Engin Altay, Türkiye Barolar Birliği seçimlerine ilişkin düzenlemeye itirazlarını anlatırken de şöyle konuştu:

“İstanbul, Ankara ve İzmir’de, Türkiye’deki toplam avukatlarımızın yüzde 60’ı görev yapıyor. Bu düzenleme ile avukatlarımızın yüzde 60’ı, yüzde 10’un altında bir temsil oranıyla temsil edilebilecekler. Bu düzenleme ile avukatlık mesleğinin varlık sebebi olan, adil yargılamanın güvencesi olma rolü işlevsizleşecektir. Yargının; hüküm, iddia, savunma ayağı vardır. Adil ve tarafsız yapılması imkânsızlaşacaktır.
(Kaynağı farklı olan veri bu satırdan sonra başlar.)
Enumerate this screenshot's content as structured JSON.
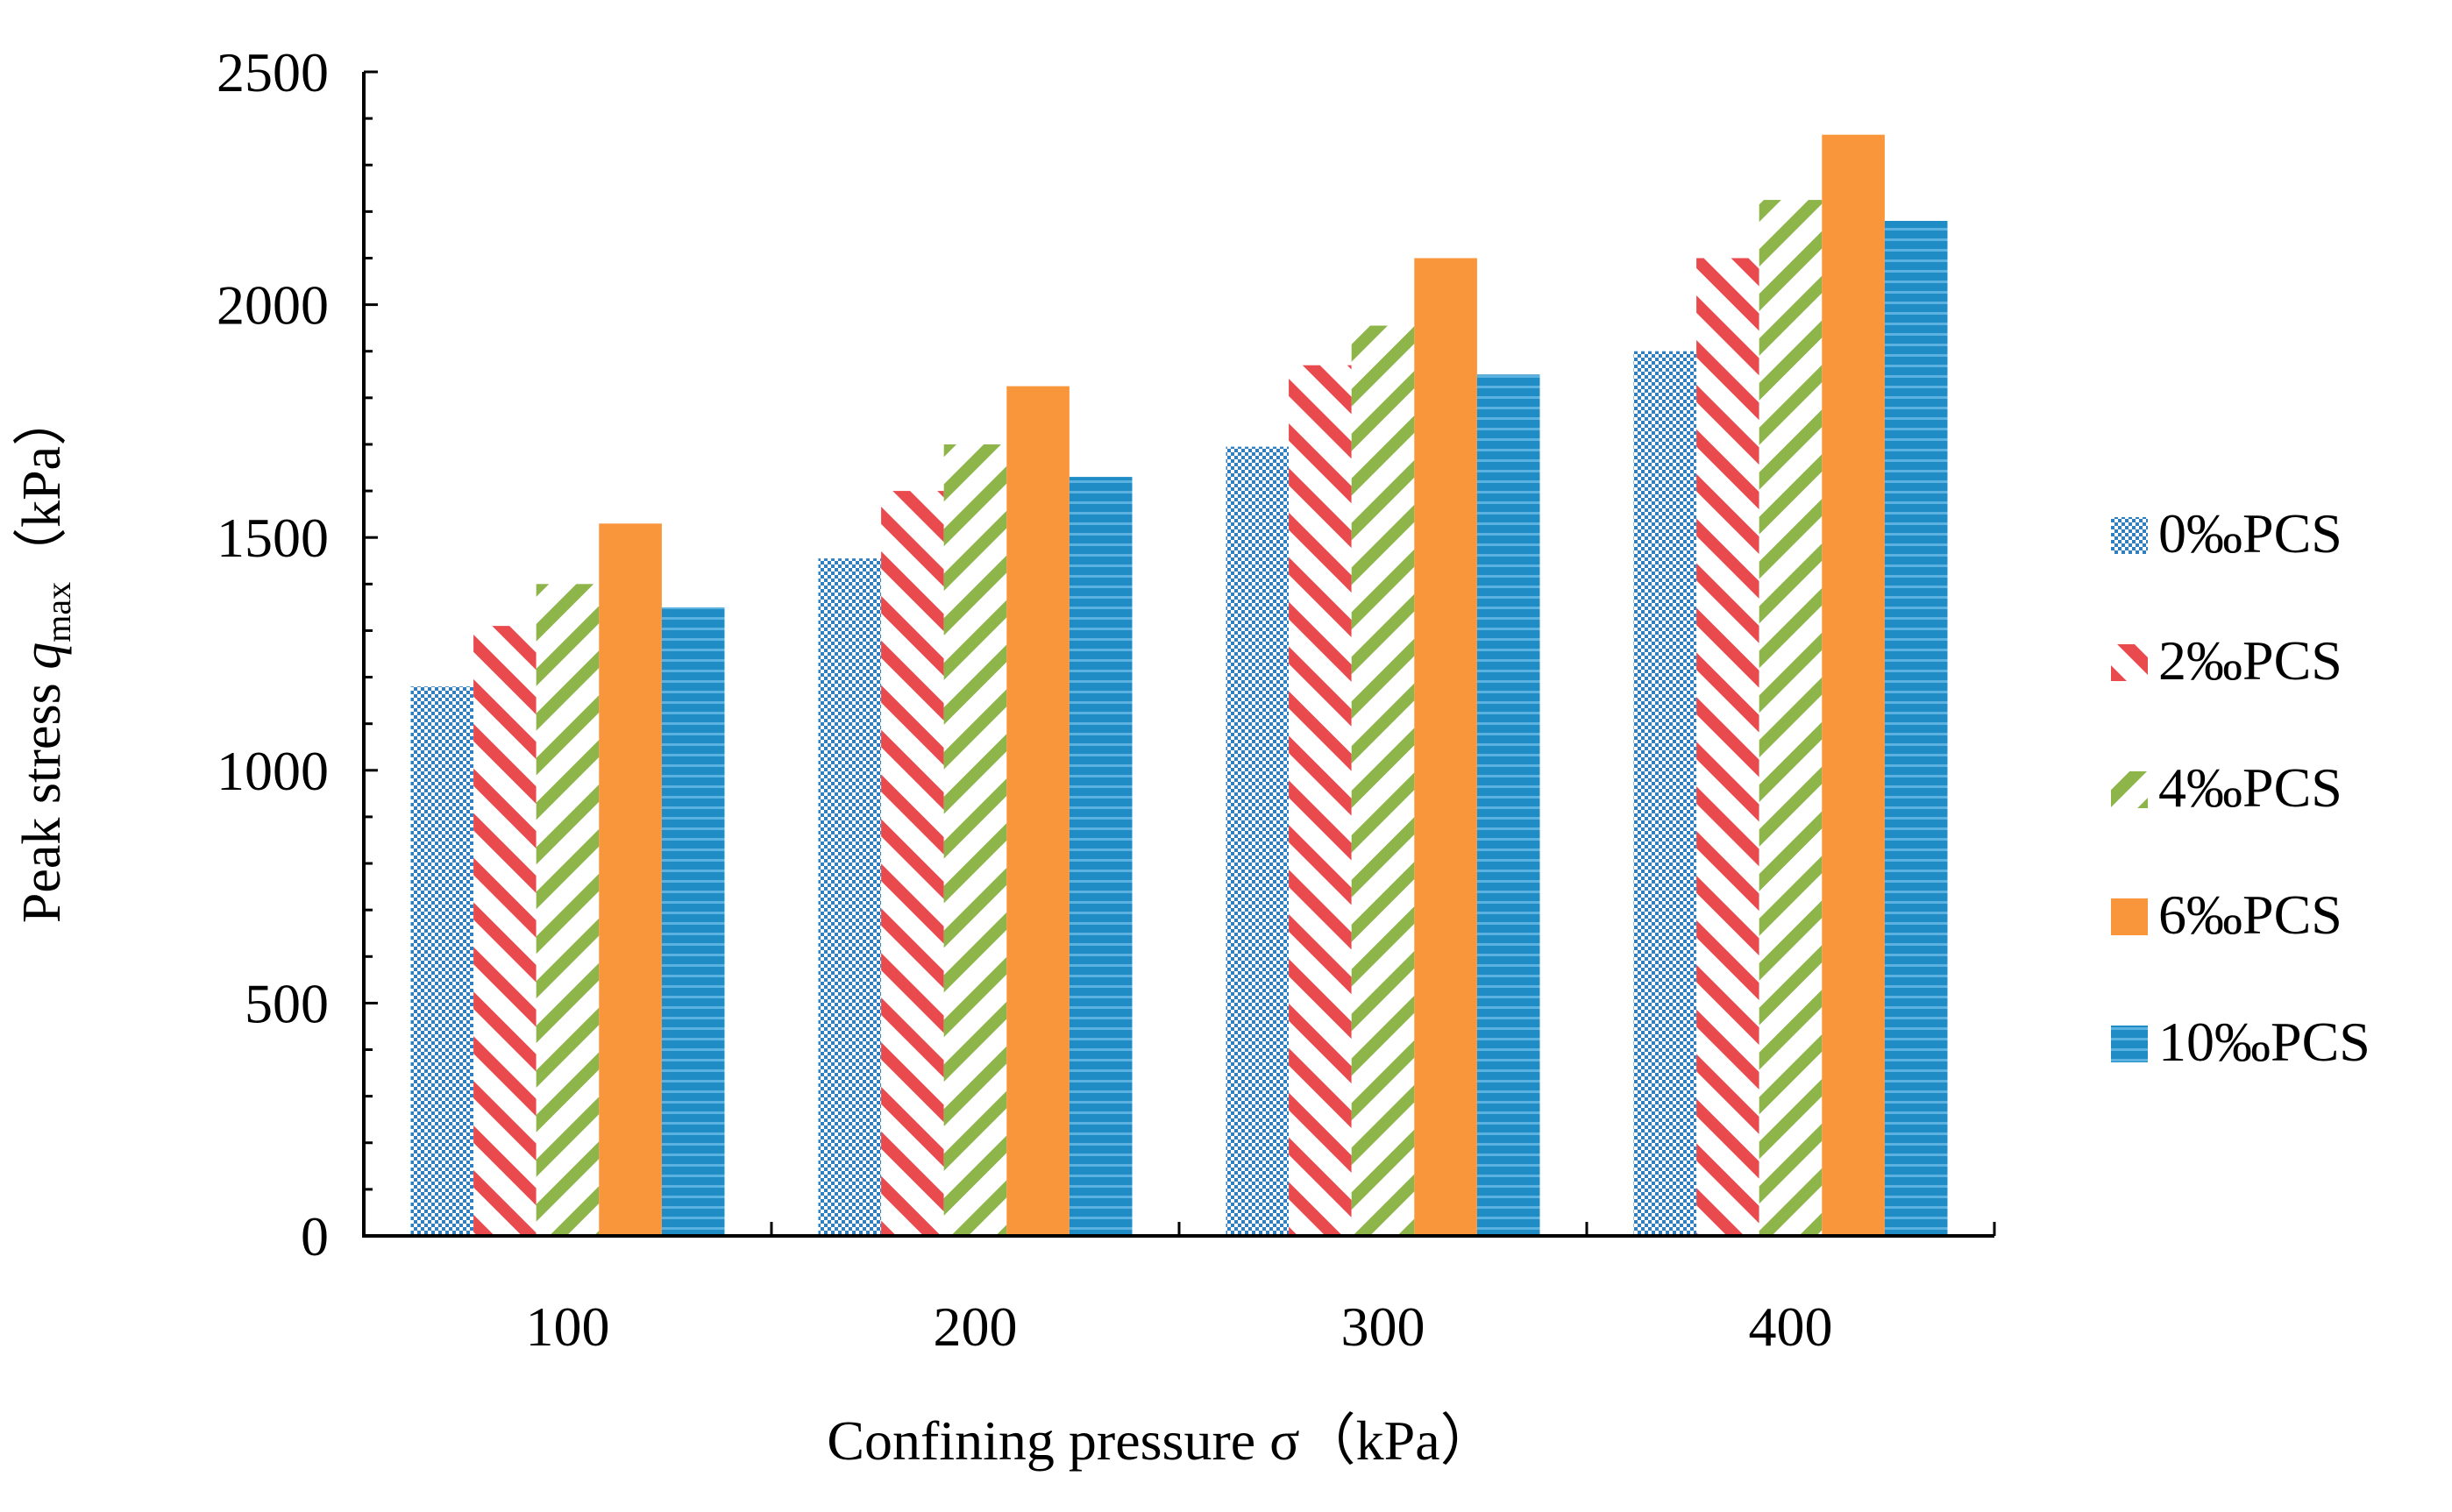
{
  "chart_data": {
    "type": "bar",
    "title": "",
    "xlabel": "Confining pressure σ（kPa）",
    "ylabel": {
      "prefix": "Peak stress ",
      "symbol": "q",
      "subscript": "max",
      "unit": "（kPa）"
    },
    "categories": [
      "100",
      "200",
      "300",
      "400"
    ],
    "ylim": [
      0,
      2500
    ],
    "yticks": [
      "0",
      "500",
      "1000",
      "1500",
      "2000",
      "2500"
    ],
    "minor_tick_step": 100,
    "grid": false,
    "legend_position": "right",
    "series": [
      {
        "name": "0‰PCS",
        "pattern": "checker",
        "color": "#2F7FC1",
        "values": [
          1180,
          1455,
          1695,
          1900
        ]
      },
      {
        "name": "2‰PCS",
        "pattern": "diagonal",
        "color": "#E84A4E",
        "values": [
          1310,
          1600,
          1870,
          2100
        ]
      },
      {
        "name": "4‰PCS",
        "pattern": "diagonal",
        "color": "#8DB54A",
        "values": [
          1400,
          1700,
          1955,
          2225
        ]
      },
      {
        "name": "6‰PCS",
        "pattern": "solid",
        "color": "#F9963B",
        "values": [
          1530,
          1825,
          2100,
          2365
        ]
      },
      {
        "name": "10‰PCS",
        "pattern": "stripes",
        "color": "#1F8CC6",
        "values": [
          1350,
          1630,
          1850,
          2180
        ]
      }
    ]
  }
}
Türk Eczacılar Birliği, Türk Tabipleri Birliği, Türk Veteriner Hekimleri Birliği, Türk Diş Hekimleri Birliklerinin temsillerinde geçmişte kimi düzenlemeler yapıldı. Yüksek mahkeme bunların hepsini bozdu. Yüksek mahkemenin elinde, geniş bir içtihat havuzu var.

Bu teklif Anayasa Mahkemesi’nde de uygun görülürse, adliyeye siyaset, mahkemeye fitne, duruşma salonuna nifak girecek. Toplum kutuplaşacak, millet ayrışacak. Yüzde 100 eminim mahkemenin başvurumuzu kabul edeceğinden ama bu mahkememiz bu başvurumuzu reddederse Erdoğan’ın bir sonraki adımı çoklu hukuk olacaktır. İşte o Türkiye’nin felaketidir, sonudur. Kamuoyunu da bu sebeple ciddi bir duyarlılığına, reflekse, özellikle de 140 bin avukatı, davalarına, meslek onurlarına sahip çıkmaya da çağırıyorum. Erdoğan’ın oynadığı manav, bakkal, kasap terazisi değil.  Adaletin terazisiyle oynuyor. Bir gün Erdoğan o terazinin kendisini de tartacağını unutuyor.”